The Spaniards took olive cuttings to the New World in the mid-sixteenth century, first to Peru. From there, Franciscan Monks moved northward establishing missions and taking olives to Central America.
In 1769, they planted the first olive cuttings in California at the San Diego Mission (hence, the name Mission olive). Olives thrived in California’s climate.
Over the past several hundred years the olive has spread to North and South America, Japan, Australia, and New Zealand [source].
In the U.S., Franciscan monks establishing missions in California also planted olive groves. Southern California saw the first olive trees.
But all of the California olives were pressed into oil, which was used for food, fuel, grooming, medicine, and religious rites.

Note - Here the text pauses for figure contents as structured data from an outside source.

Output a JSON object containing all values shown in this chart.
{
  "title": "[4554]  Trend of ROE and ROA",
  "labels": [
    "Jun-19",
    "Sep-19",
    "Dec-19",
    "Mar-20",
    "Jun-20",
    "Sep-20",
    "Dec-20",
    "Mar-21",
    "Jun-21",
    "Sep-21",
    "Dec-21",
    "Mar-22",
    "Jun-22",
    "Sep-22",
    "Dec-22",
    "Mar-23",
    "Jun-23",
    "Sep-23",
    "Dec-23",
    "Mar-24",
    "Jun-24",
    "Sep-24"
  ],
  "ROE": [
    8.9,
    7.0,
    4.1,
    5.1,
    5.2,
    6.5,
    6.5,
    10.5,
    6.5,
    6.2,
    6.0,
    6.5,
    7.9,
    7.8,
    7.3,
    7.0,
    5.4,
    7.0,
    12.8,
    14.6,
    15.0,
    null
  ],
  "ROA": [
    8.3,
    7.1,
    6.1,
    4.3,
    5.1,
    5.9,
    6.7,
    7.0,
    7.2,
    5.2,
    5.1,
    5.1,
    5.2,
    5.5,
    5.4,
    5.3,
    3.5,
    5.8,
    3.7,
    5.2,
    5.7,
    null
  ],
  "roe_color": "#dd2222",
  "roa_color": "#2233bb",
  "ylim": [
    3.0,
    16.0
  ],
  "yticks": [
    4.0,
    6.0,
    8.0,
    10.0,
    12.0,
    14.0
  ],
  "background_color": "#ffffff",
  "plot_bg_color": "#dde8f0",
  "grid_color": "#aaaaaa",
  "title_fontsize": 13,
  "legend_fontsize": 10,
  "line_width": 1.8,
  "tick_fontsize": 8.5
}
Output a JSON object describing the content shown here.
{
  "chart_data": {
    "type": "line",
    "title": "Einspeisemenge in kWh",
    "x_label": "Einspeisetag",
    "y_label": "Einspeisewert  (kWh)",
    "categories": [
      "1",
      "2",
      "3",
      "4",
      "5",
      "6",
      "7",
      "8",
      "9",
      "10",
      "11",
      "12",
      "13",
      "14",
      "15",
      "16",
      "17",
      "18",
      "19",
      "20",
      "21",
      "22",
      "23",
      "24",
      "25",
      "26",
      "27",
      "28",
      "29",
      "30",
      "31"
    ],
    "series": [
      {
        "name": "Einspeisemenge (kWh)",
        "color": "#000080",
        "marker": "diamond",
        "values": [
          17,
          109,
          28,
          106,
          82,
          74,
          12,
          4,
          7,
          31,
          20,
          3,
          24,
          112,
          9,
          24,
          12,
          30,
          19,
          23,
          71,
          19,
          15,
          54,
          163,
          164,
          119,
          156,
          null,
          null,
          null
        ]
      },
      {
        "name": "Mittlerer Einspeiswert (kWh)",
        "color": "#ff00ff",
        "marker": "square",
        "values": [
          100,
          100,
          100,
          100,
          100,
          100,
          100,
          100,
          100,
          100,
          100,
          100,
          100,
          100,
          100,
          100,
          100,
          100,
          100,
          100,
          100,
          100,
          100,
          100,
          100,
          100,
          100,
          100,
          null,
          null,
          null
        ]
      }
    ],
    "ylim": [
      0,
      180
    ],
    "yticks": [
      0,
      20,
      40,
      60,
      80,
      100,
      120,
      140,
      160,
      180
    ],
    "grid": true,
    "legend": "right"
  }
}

Thousands of acres of olive trees were planted in response to the high demand for olive oil in the 1800s. When the market became saturated (ironically, with monounsaturated oil), prices dropped, and farmers were tasked with finding an alternative use for their olive trees.
A grower named Freda Ehmann came up with a resourceful solution to the industry’s problem. After consulting with a U.C. Berkeley professor about processing methods, she began experimenting with pickling methods and discovered a formula that resulted in table olives (i.e., those eaten directly or used in creating recipes), that could be sold loose from containers or prepackaged. product. Thanks to her initiative, the condiment* olive industry was born [source].
The olive, Olea europaea, is a member of Oleaceae, known as the olive family, with 27 extant genera. Botany geeks can go up one level, to the order, Lamiales, one of the largest orders of flowering plants, which includes the ash tree, basil, garden sage, jasmine, lavender, lilac, mint, olive, rosemary, sesame, snapdragon, and teak.
*What is a condiment? A condiment is an auxiliary food product that adds flavor to another food. While we normally think of capers, chutney, gravy, hot sauce, mayonnaise, mustard, oil, tartar sauce, soy sauce, vinegar, and Worcestershire sauce as condiments, the category includes “standalone” products such as olives and pickles, as well. The definition in Merriam-Webster is, “something used to enhance the flavor of food, especially a pungent seasoning.” They pinpoint the first use of the word in the 15th century. The term condiment comes from the Latin condimentum, meaning “spice, seasoning, sauce,” and from the Latin condire, meaning “preserve, pickle, season.” The term originally described pickled or preserved foods, but its meaning has changed over time.